Eppure, ancora una volta, abbiamo assistito sui giornali e sul web non ad un legittimo dissenso circa le motivazioni degli “avversari”, ma la teorizzazione della censura nei confronti di tutti coloro che non la pensano come la vulgata omosessualmente corretta. Con la negazione del correlato diritto di esprimere il proprio pensiero e, per esempio, organizzare un convegno. Con questi metodi, come è stato giustamente scritto, si è ricascati in «quella malattia, inguaribile, a quanto pare, che si chiama Sessantotto. Chi ne è affetto si auto-attribuisce il diritto di giudicare chi sia degno di parlare e chi no, chi sia portatore di elevati valori di democrazia e libertà e chi no. Così accade che per garantire l’elementare diritto di svolgere un convegno sia necessario schierare sulla pubblica piazza un contingente di carabinieri e agenti di polizia» (Michele Majno, Verona, 21 settembre 2013. Convegno sul Gender. Brevi considerazioni sull’immoralità del Sessantotto, in Riscossa Cristiana, 22 settembre 2013).

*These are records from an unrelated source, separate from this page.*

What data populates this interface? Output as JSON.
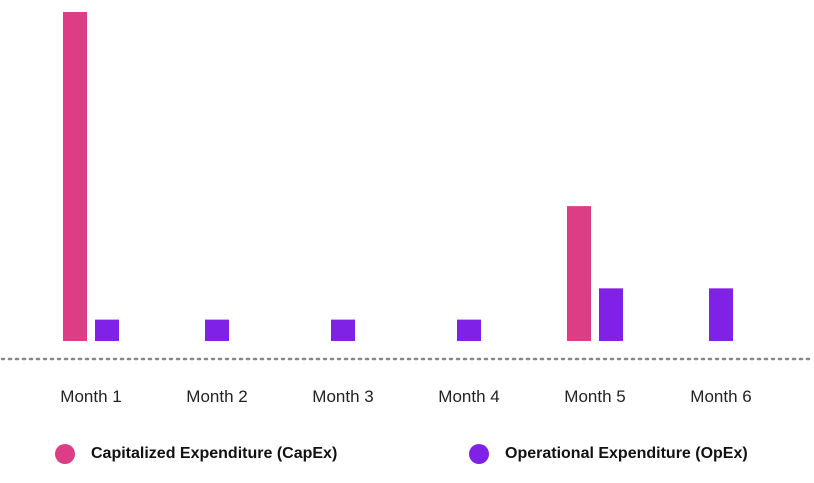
{
  "chart_data": {
    "type": "bar",
    "categories": [
      "Month 1",
      "Month 2",
      "Month 3",
      "Month 4",
      "Month 5",
      "Month 6"
    ],
    "series": [
      {
        "name": "Capitalized Expenditure (CapEx)",
        "color": "#DD3D84",
        "values": [
          100,
          null,
          null,
          null,
          41,
          null
        ]
      },
      {
        "name": "Operational Expenditure (OpEx)",
        "color": "#7F22E6",
        "values": [
          6.5,
          6.5,
          6.5,
          6.5,
          16,
          16
        ]
      }
    ],
    "ylim": [
      0,
      100
    ],
    "grid": false,
    "legend_position": "bottom"
  }
}
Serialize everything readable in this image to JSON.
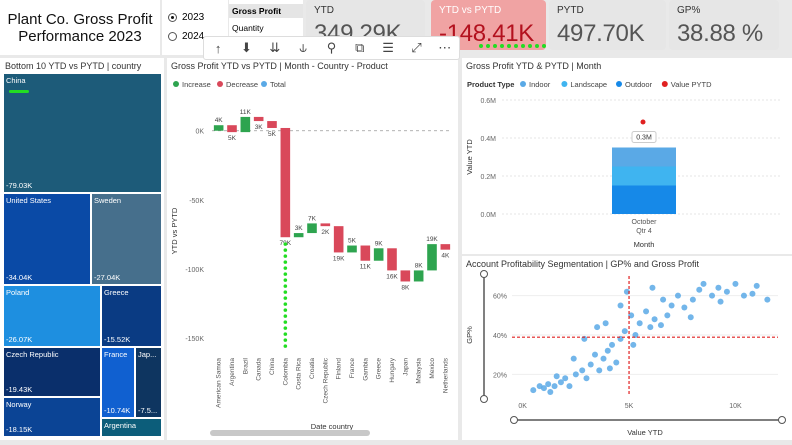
{
  "report_title_line1": "Plant Co. Gross Profit",
  "report_title_line2": "Performance 2023",
  "year_slicer": {
    "options": [
      "2023",
      "2024"
    ],
    "selected": "2023"
  },
  "measure_slicer": {
    "selected": "Gross Profit",
    "other": "Quantity"
  },
  "kpis": [
    {
      "label": "YTD",
      "value": "349.29K",
      "state": "normal"
    },
    {
      "label": "YTD vs PYTD",
      "value": "-148.41K",
      "state": "negative"
    },
    {
      "label": "PYTD",
      "value": "497.70K",
      "state": "normal"
    },
    {
      "label": "GP%",
      "value": "38.88 %",
      "state": "normal"
    }
  ],
  "toolbar": {
    "icons": [
      "arrow-up-icon",
      "drill-down-icon",
      "double-arrow-down-icon",
      "expand-hierarchy-icon",
      "pin-icon",
      "copy-icon",
      "filter-icon",
      "focus-mode-icon",
      "more-options-icon"
    ],
    "glyphs": [
      "↑",
      "⬇",
      "⇊",
      "⫝",
      "⚲",
      "⧉",
      "☰",
      "⤢",
      "⋯"
    ]
  },
  "treemap": {
    "title": "Bottom 10 YTD vs PYTD | country",
    "tiles": [
      {
        "name": "China",
        "value": "-79.03K",
        "color": "#1d5b79"
      },
      {
        "name": "United States",
        "value": "-34.04K",
        "color": "#0a4aa6"
      },
      {
        "name": "Sweden",
        "value": "-27.04K",
        "color": "#466f8c"
      },
      {
        "name": "Poland",
        "value": "-26.07K",
        "color": "#1e8fe0"
      },
      {
        "name": "Greece",
        "value": "-15.52K",
        "color": "#0a3b83"
      },
      {
        "name": "Czech Republic",
        "value": "-19.43K",
        "color": "#0a2f6b"
      },
      {
        "name": "France",
        "value": "-10.74K",
        "color": "#1060d0"
      },
      {
        "name": "Jap...",
        "value": "-7.5...",
        "color": "#0e3560"
      },
      {
        "name": "Norway",
        "value": "-18.15K",
        "color": "#0b4495"
      },
      {
        "name": "Argentina",
        "value": "",
        "color": "#0c5d7a"
      }
    ]
  },
  "waterfall_title": "Gross Profit YTD vs PYTD | Month - Country - Product",
  "product_title": "Gross Profit YTD & PYTD | Month",
  "scatter_title": "Account Profitability Segmentation | GP% and Gross Profit",
  "chart_data": [
    {
      "type": "bar",
      "subtype": "waterfall",
      "legend": [
        "Increase",
        "Decrease",
        "Total"
      ],
      "legend_colors": [
        "#2ea44f",
        "#d9485a",
        "#5aa9e6"
      ],
      "categories": [
        "American Samoa",
        "Argentina",
        "Brazil",
        "Canada",
        "China",
        "Colombia",
        "Costa Rica",
        "Croatia",
        "Czech Republic",
        "Finland",
        "France",
        "Gambia",
        "Greece",
        "Hungary",
        "Japan",
        "Malaysia",
        "Mexico",
        "Netherlands"
      ],
      "values": [
        4,
        -5,
        11,
        -3,
        -5,
        -79,
        3,
        7,
        -2,
        -19,
        5,
        -11,
        9,
        -16,
        -8,
        8,
        19,
        -4
      ],
      "data_labels": [
        "4K",
        "5K",
        "11K",
        "3K",
        "5K",
        "79K",
        "3K",
        "7K",
        "2K",
        "19K",
        "5K",
        "11K",
        "9K",
        "16K",
        "8K",
        "8K",
        "19K",
        "4K"
      ],
      "ylabel": "YTD vs PYTD",
      "xlabel": "Date country",
      "yticks": [
        "0K",
        "-50K",
        "-100K",
        "-150K"
      ],
      "ylim": [
        -160,
        15
      ]
    },
    {
      "type": "bar",
      "subtype": "stacked-column",
      "legend_title": "Product Type",
      "legend": [
        {
          "name": "Indoor",
          "color": "#5aa9e6"
        },
        {
          "name": "Landscape",
          "color": "#3fb4f0"
        },
        {
          "name": "Outdoor",
          "color": "#1689e8"
        },
        {
          "name": "Value PYTD",
          "color": "#e02020"
        }
      ],
      "categories": [
        "October"
      ],
      "category_sublabel": "Qtr 4",
      "series": [
        {
          "name": "Outdoor",
          "values": [
            0.15
          ]
        },
        {
          "name": "Landscape",
          "values": [
            0.1
          ]
        },
        {
          "name": "Indoor",
          "values": [
            0.1
          ]
        }
      ],
      "pytd_point": 0.5,
      "total_label": "0.3M",
      "ylabel": "Value YTD",
      "xlabel": "Month",
      "yticks": [
        "0.0M",
        "0.2M",
        "0.4M",
        "0.6M"
      ],
      "ylim": [
        0,
        0.6
      ]
    },
    {
      "type": "scatter",
      "xlabel": "Value YTD",
      "ylabel": "GP%",
      "xticks": [
        "0K",
        "5K",
        "10K"
      ],
      "yticks": [
        "20%",
        "40%",
        "60%"
      ],
      "xlim": [
        -0.5,
        12
      ],
      "ylim": [
        10,
        70
      ],
      "ref_x": 5,
      "ref_y": 38.9,
      "point_color": "#5aa9e6",
      "ref_color": "#e02020",
      "points": [
        [
          0.5,
          12
        ],
        [
          0.8,
          14
        ],
        [
          1,
          13
        ],
        [
          1.2,
          15
        ],
        [
          1.5,
          14
        ],
        [
          1.8,
          16
        ],
        [
          2,
          18
        ],
        [
          2.2,
          14
        ],
        [
          2.5,
          20
        ],
        [
          2.8,
          22
        ],
        [
          3,
          18
        ],
        [
          3.2,
          25
        ],
        [
          3.4,
          30
        ],
        [
          3.6,
          22
        ],
        [
          3.8,
          28
        ],
        [
          4,
          32
        ],
        [
          4.2,
          35
        ],
        [
          4.4,
          26
        ],
        [
          4.6,
          38
        ],
        [
          4.8,
          42
        ],
        [
          4.6,
          55
        ],
        [
          4.9,
          62
        ],
        [
          5.1,
          50
        ],
        [
          5.3,
          40
        ],
        [
          5.5,
          46
        ],
        [
          5.8,
          52
        ],
        [
          6,
          44
        ],
        [
          6.2,
          48
        ],
        [
          6.5,
          45
        ],
        [
          6.8,
          50
        ],
        [
          7,
          55
        ],
        [
          7.3,
          60
        ],
        [
          7.6,
          54
        ],
        [
          8,
          58
        ],
        [
          8.3,
          63
        ],
        [
          8.5,
          66
        ],
        [
          8.9,
          60
        ],
        [
          9.2,
          64
        ],
        [
          9.6,
          62
        ],
        [
          10,
          66
        ],
        [
          10.4,
          60
        ],
        [
          10.8,
          61
        ],
        [
          11,
          65
        ],
        [
          11.5,
          58
        ],
        [
          3.5,
          44
        ],
        [
          2.9,
          38
        ],
        [
          4.1,
          23
        ],
        [
          1.6,
          19
        ],
        [
          2.4,
          28
        ],
        [
          5.2,
          35
        ],
        [
          6.6,
          58
        ],
        [
          7.9,
          49
        ],
        [
          9.3,
          57
        ],
        [
          6.1,
          64
        ],
        [
          3.9,
          46
        ],
        [
          1.3,
          11
        ]
      ]
    }
  ]
}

Il convegno, grazie agli organizzatori ed ai molti volontari che li hanno affiancati, si è svolto senza incidenti, con una marea di gente attenta che l’ha seguito anche dall’atrio di ingresso della sala, nel quale era stato allestito un maxi-schermo, perché tutti i posti a sedere erano stati rapidamente riempiti.

Non sono quindi mancati, al di fuori ed all’interno del Palazzo, alcuni pre-ordinati anche se isolati schiamazzi, con un centinaio di persone, mantenute al limite della piazza dagli agenti dell’ordine. Non è mancato neanche un ulteriore inevitabile episodio di disturbo. In questo caso di uno dei “professionisti dell’anti-politica”, che non ha però tardato ad assimilarsi all’atavica pretesa del “Lei non sa chi sono io”. Si tratta di un parlamentare grillino, il quale voleva entrare nonostante i posti in sala fossero ormai esauriti, esibendo la sua patinata tessera di deputato. Il personale di sorveglianza, sia per motivi di giustizia e sia di sicurezza, non gli ha consentito di entrare e lui, per fortuna, si è sentito e visto il convegno, come tutti gli altri ultimi arrivati, dal maxi-schermo.

Se questo accadeva senza la vigenza della “legge Scalfarotto”, cosa dobbiamo aspettarci dall’avvenire in cui, se non si porrà in tempo riparo, le manifestazioni ed opinioni dovranno essere vagliate alla lice della legge contro l’omofobia?